Uma série de revelações embaraçosas está minando a mensagem de ética na política que ajudou a eleger o presidente Barack Obama. Já são três os indicados do governo Obama que revelaram ter sonegado impostos, dos quais dois renunciaram aos cargos na terça-feira.

Agência Estado |

Outros três integrantes do governo eram lobistas e tiveram de receber uma autorização especial para ser nomeados - o que vai contra a promessa de Obama de manter o lobby longe da Casa Branca.

"Obama estabeleceu parâmetros éticos altíssimos para seu governo, por isso está ainda mais sujeito a críticas", diz o cientista político Gary Jacobson, da Universidade da Califórnia, em San Diego. "Qualquer governo tem casos como esses, mas Obama se elegeu prometendo mudança."

Na terça-feira, renunciaram Tom Daschle, indicado para secretário da Saúde, e Nancy Killefer, que era encarregada de garantir eficiência na Casa Branca. Daschle deixou de pagar US$ 128 mil em impostos, além de ter recebido US$ 5 milhões de empresas de saúde nos últimos anos - justamente as empresas que ele supervisionaria em seu novo cargo. Tim Geithner, o outro sonegador, pagou cerca de US$ 40 mil em impostos atrasados e escapou - foi confirmado pelo Senado como secretário do Tesouro.

Antes da derrocada fiscal dos indicados, havia causado mal-estar a leniência de Obama com lobistas, depois de ter baixado uma ordem executiva estabelecendo duras regras contra a influência do lobby na Casa Branca. O vice-secretário de Defesa, William Lynn, teve de receber uma dispensa do cumprimento das novas regras de ética, pois era lobista da Raytheon, fornecedor da secretaria, o que em tese o impediria de servir no governo. O enviado especial ao Oriente Médio, George Mitchell, não era um lobista registrado, mas atuava numa área cinzenta de consultoria - venda de influência para empresas. E o chefe de gabinete de Tim Geithner no Tesouro era lobista da Goldman Sachs.

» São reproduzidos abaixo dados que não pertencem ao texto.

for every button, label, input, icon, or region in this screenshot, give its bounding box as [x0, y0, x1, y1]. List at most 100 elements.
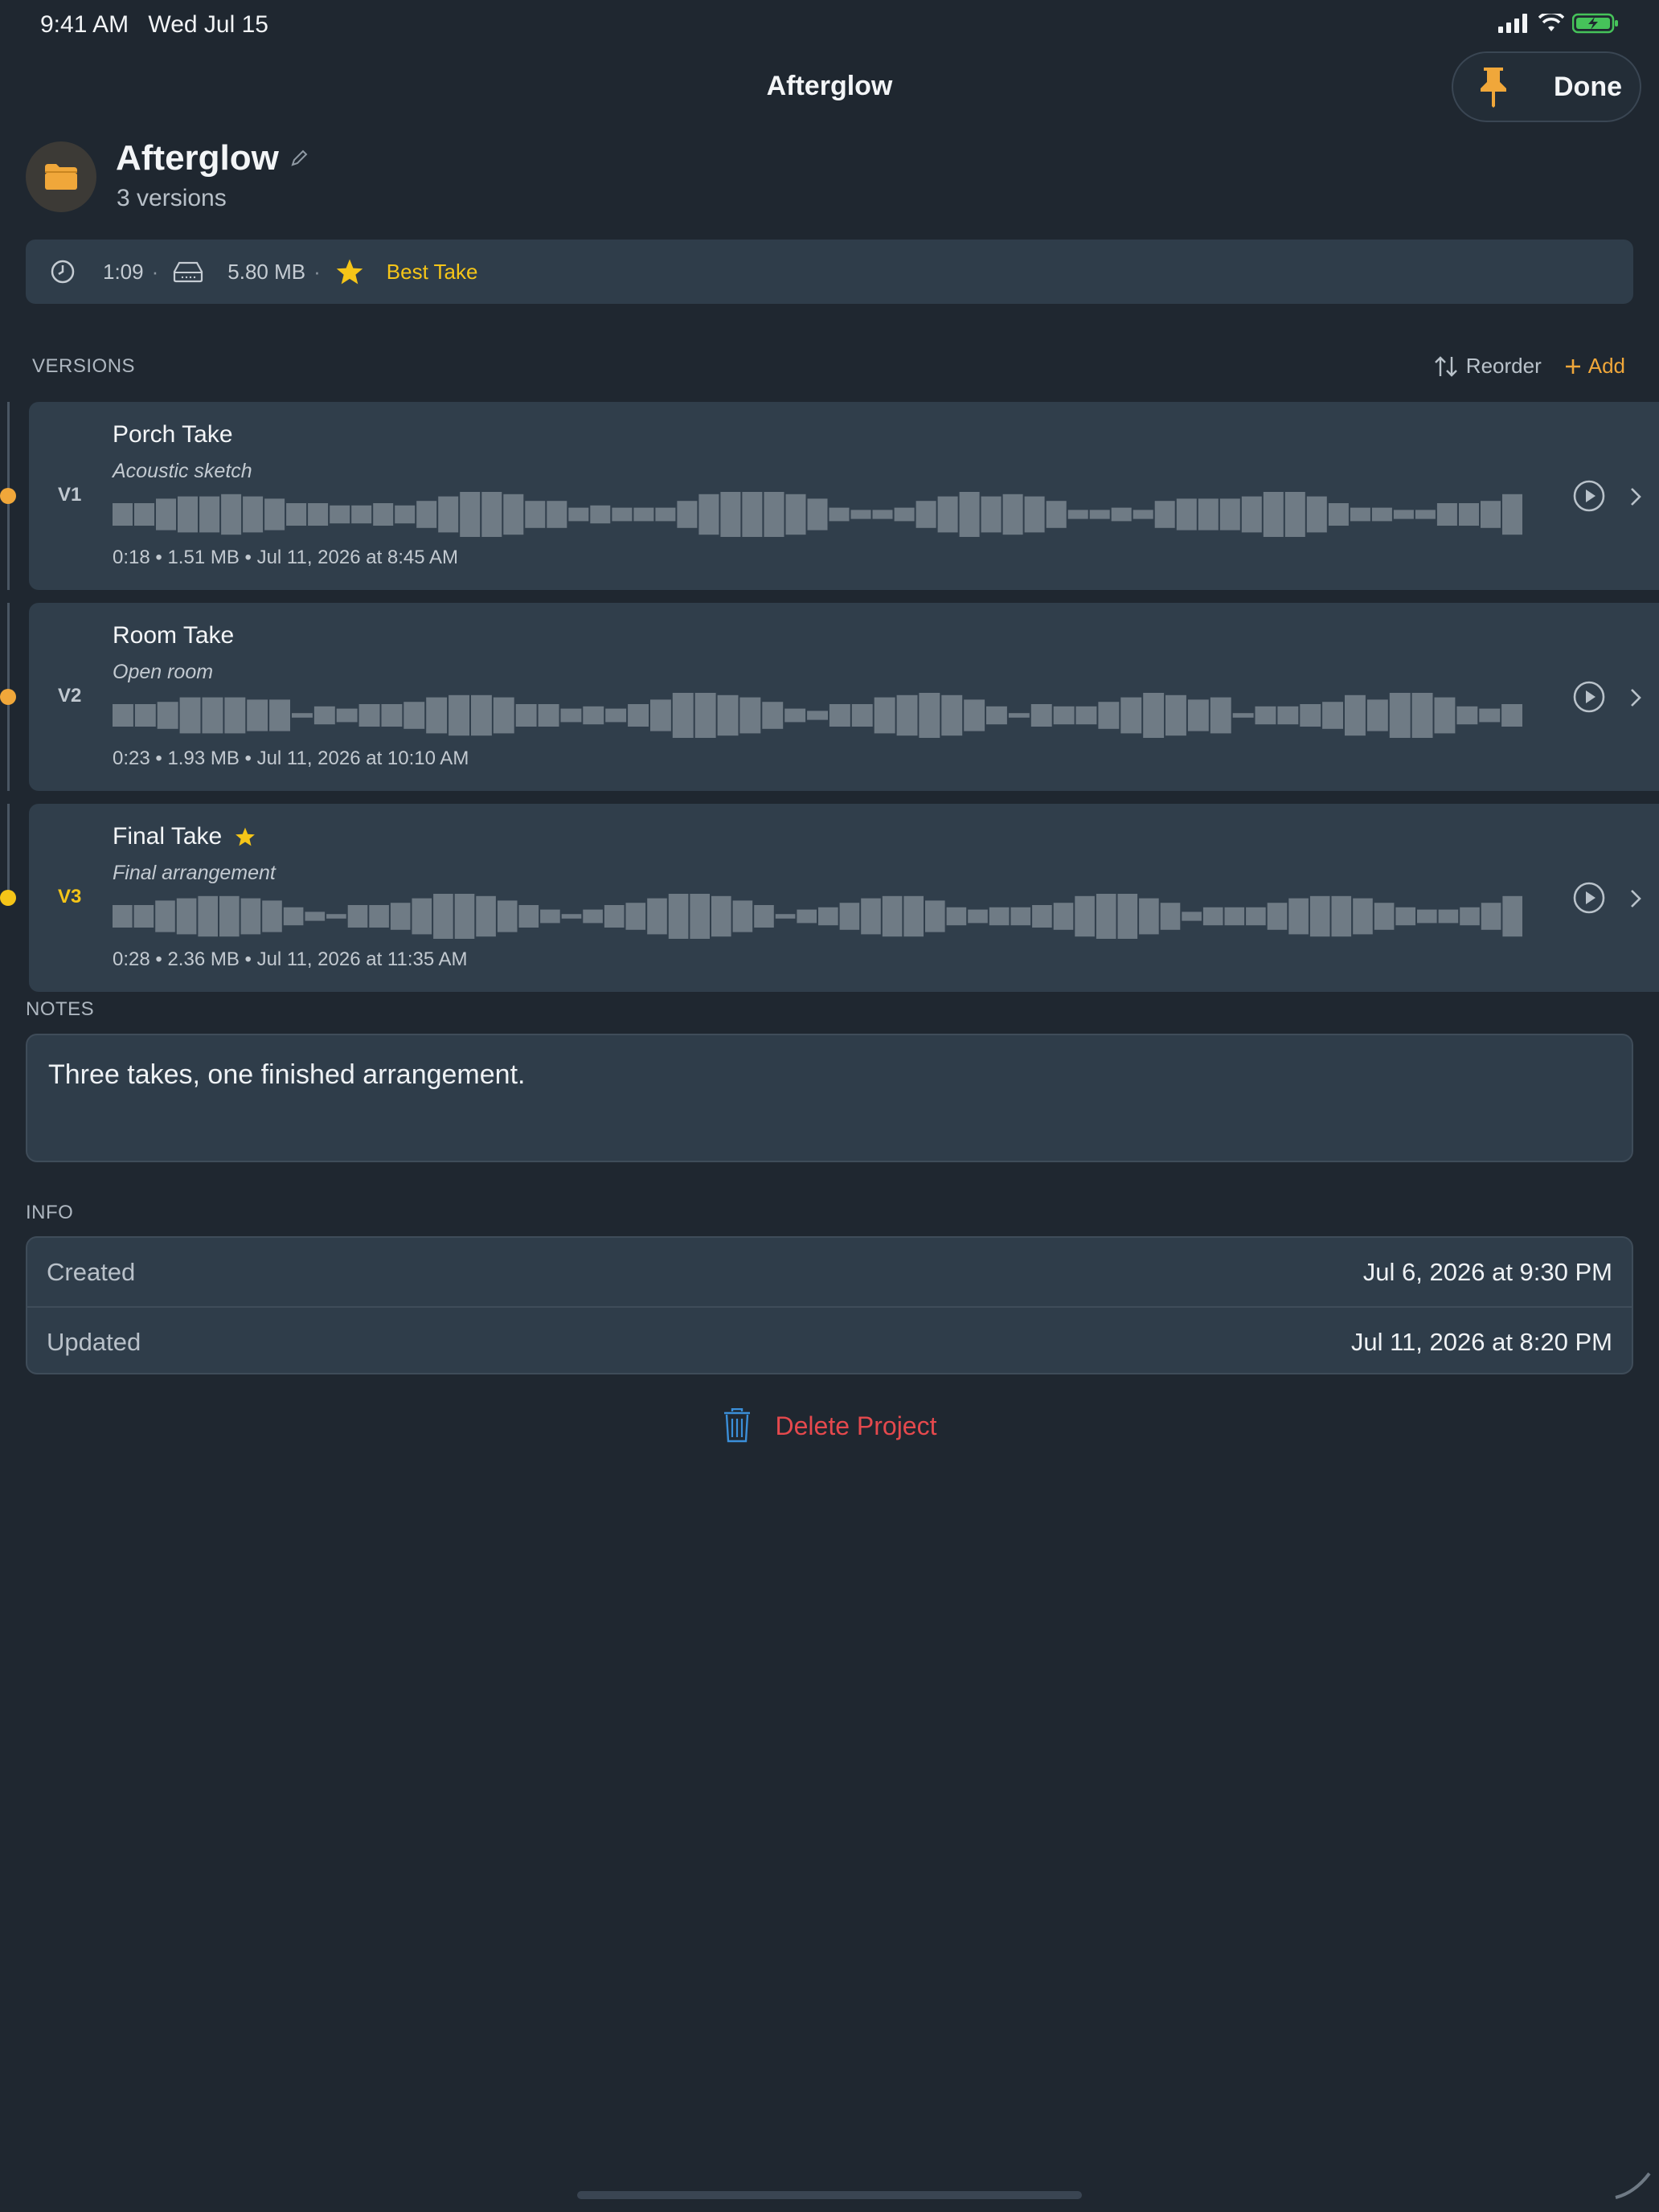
waveform-bar — [395, 505, 416, 524]
version-title-text: Final Take — [113, 823, 223, 850]
waveform-bar — [503, 494, 524, 535]
version-card[interactable]: V2 Room Take Open room 0:23 • 1.93 MB • Jul… — [29, 603, 1659, 791]
waveform-bar — [1165, 694, 1186, 736]
timeline-dot — [0, 689, 16, 705]
info-key: Created — [47, 1257, 136, 1286]
waveform-bar — [113, 503, 133, 526]
version-card[interactable]: V1 Porch Take Acoustic sketch 0:18 • 1.51 M… — [29, 402, 1659, 590]
waveform-bar — [1120, 697, 1142, 734]
best-take-label[interactable]: Best Take — [387, 260, 478, 285]
waveform-bar — [351, 505, 372, 524]
waveform-bar — [1353, 898, 1373, 935]
waveform-bar — [1479, 708, 1501, 723]
version-subtitle: Final arrangement — [113, 862, 276, 884]
waveform-bar — [583, 706, 604, 725]
plus-icon — [1565, 358, 1580, 374]
clock-icon — [51, 260, 75, 284]
project-title[interactable]: Afterglow — [116, 138, 308, 178]
versions-section-label: VERSIONS — [32, 355, 136, 377]
waveform-bar — [1075, 706, 1097, 725]
waveform-bar — [133, 905, 154, 928]
nav-title: Afterglow — [766, 71, 893, 101]
waveform-bar — [1417, 909, 1437, 924]
waveform-bar — [625, 903, 646, 930]
waveform-bar — [1143, 693, 1165, 738]
summary-duration: 1:09 — [103, 259, 144, 284]
waveform-bar — [156, 498, 176, 530]
waveform-bar — [178, 496, 198, 533]
waveform-bar — [1456, 706, 1478, 725]
edit-pencil-icon[interactable] — [290, 150, 308, 167]
waveform-bar — [199, 496, 220, 533]
chevron-right-icon[interactable] — [1628, 485, 1643, 508]
waveform-bar — [720, 492, 741, 537]
waveform-bar — [202, 697, 223, 734]
waveform-bar — [113, 905, 133, 928]
storage-icon — [174, 261, 203, 283]
waveform-bar — [347, 905, 368, 928]
waveform-bar — [583, 909, 603, 924]
waveform-bar — [1139, 898, 1159, 935]
waveform[interactable] — [113, 894, 1524, 939]
waveform-bar — [525, 501, 546, 528]
waveform-bar — [454, 894, 475, 939]
timeline-segment — [7, 804, 10, 899]
chevron-right-icon[interactable] — [1628, 686, 1643, 709]
project-avatar — [26, 141, 96, 212]
play-icon[interactable] — [1572, 881, 1606, 915]
waveform-bar — [941, 694, 963, 736]
waveform-bar — [1255, 706, 1276, 725]
waveform-bar — [628, 704, 649, 727]
waveform-bar — [269, 699, 290, 731]
waveform-bar — [179, 697, 201, 734]
waveform-bar — [497, 900, 518, 932]
waveform-bar — [1053, 706, 1075, 725]
reorder-icon — [1434, 355, 1457, 377]
waveform-bar — [1241, 496, 1262, 533]
nav-actions: Done — [1452, 51, 1641, 122]
add-version-button[interactable]: Add — [1564, 354, 1625, 379]
waveform-bar — [1067, 510, 1088, 519]
folder-icon — [45, 164, 77, 190]
chevron-right-icon[interactable] — [1628, 887, 1643, 910]
waveform-bar — [568, 507, 589, 522]
waveform-bar — [221, 494, 242, 535]
pin-button[interactable] — [1477, 66, 1509, 108]
waveform-bar — [919, 693, 940, 738]
play-icon[interactable] — [1572, 680, 1606, 714]
waveform-bar — [1219, 498, 1240, 530]
waveform-bar — [818, 907, 838, 926]
delete-project-button[interactable]: Delete Project — [0, 1408, 1659, 1444]
waveform-bar — [647, 898, 667, 935]
waveform-bar — [861, 898, 881, 935]
notes-field[interactable]: Three takes, one finished arrangement. — [26, 1034, 1633, 1162]
waveform-bar — [612, 507, 633, 522]
waveform-bar — [326, 914, 346, 919]
waveform-bar — [677, 501, 698, 528]
waveform-bar — [369, 905, 389, 928]
waveform-bar — [1438, 909, 1459, 924]
play-icon[interactable] — [1572, 479, 1606, 513]
reorder-button[interactable]: Reorder — [1434, 354, 1542, 379]
waveform-bar — [538, 704, 559, 727]
waveform-bar — [742, 492, 763, 537]
version-card[interactable]: V3 Final Take Final arrangement 0:28 • 2.36… — [29, 804, 1659, 992]
waveform-bar — [515, 704, 537, 727]
waveform-bar — [134, 704, 156, 727]
waveform-bar — [775, 914, 796, 919]
waveform-bar — [1267, 903, 1288, 930]
version-subtitle: Open room — [113, 661, 214, 683]
waveform-bar — [1288, 898, 1309, 935]
waveform-bar — [989, 907, 1010, 926]
waveform[interactable] — [113, 492, 1524, 537]
waveform-bar — [964, 699, 985, 731]
done-button[interactable]: Done — [1554, 72, 1622, 103]
waveform-bar — [829, 507, 850, 522]
delete-label: Delete Project — [775, 1411, 937, 1440]
waveform-bar — [336, 708, 358, 723]
waveform[interactable] — [113, 693, 1524, 738]
waveform-bar — [1202, 907, 1223, 926]
waveform-bar — [959, 492, 980, 537]
waveform-bar — [937, 496, 958, 533]
waveform-bar — [1246, 907, 1266, 926]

Por enquanto, diz Jacobson, Obama ainda mantém sua credibilidade para fazer reformas, pois Daschle e Killefer foram "voluntariamente" afastados de suas posições. Mas Geithner está no governo e a permanência dos ex-lobistas é fonte de irritação. As revelações são ainda mais indigestas em meio ao tom populista assumido pelo governo durante a crise - Obama chamou os banqueiros de "desavergonhados" e acaba de baixar limites de remuneração para executivos de empresas que receberem ajuda do governo (mais informações no Caderno de Economia).

Além de abalar a credibilidade, os contratempos com os indicados atrapalham o andamento do governo. O afastamento de Daschle deve atrasar o início da reforma do sistema de saúde. Já há nomes circulando para o cargo: Kathleen Sebelius, governadora do Kansas, e o ex-presidente do Partido Democrata Howard Dean.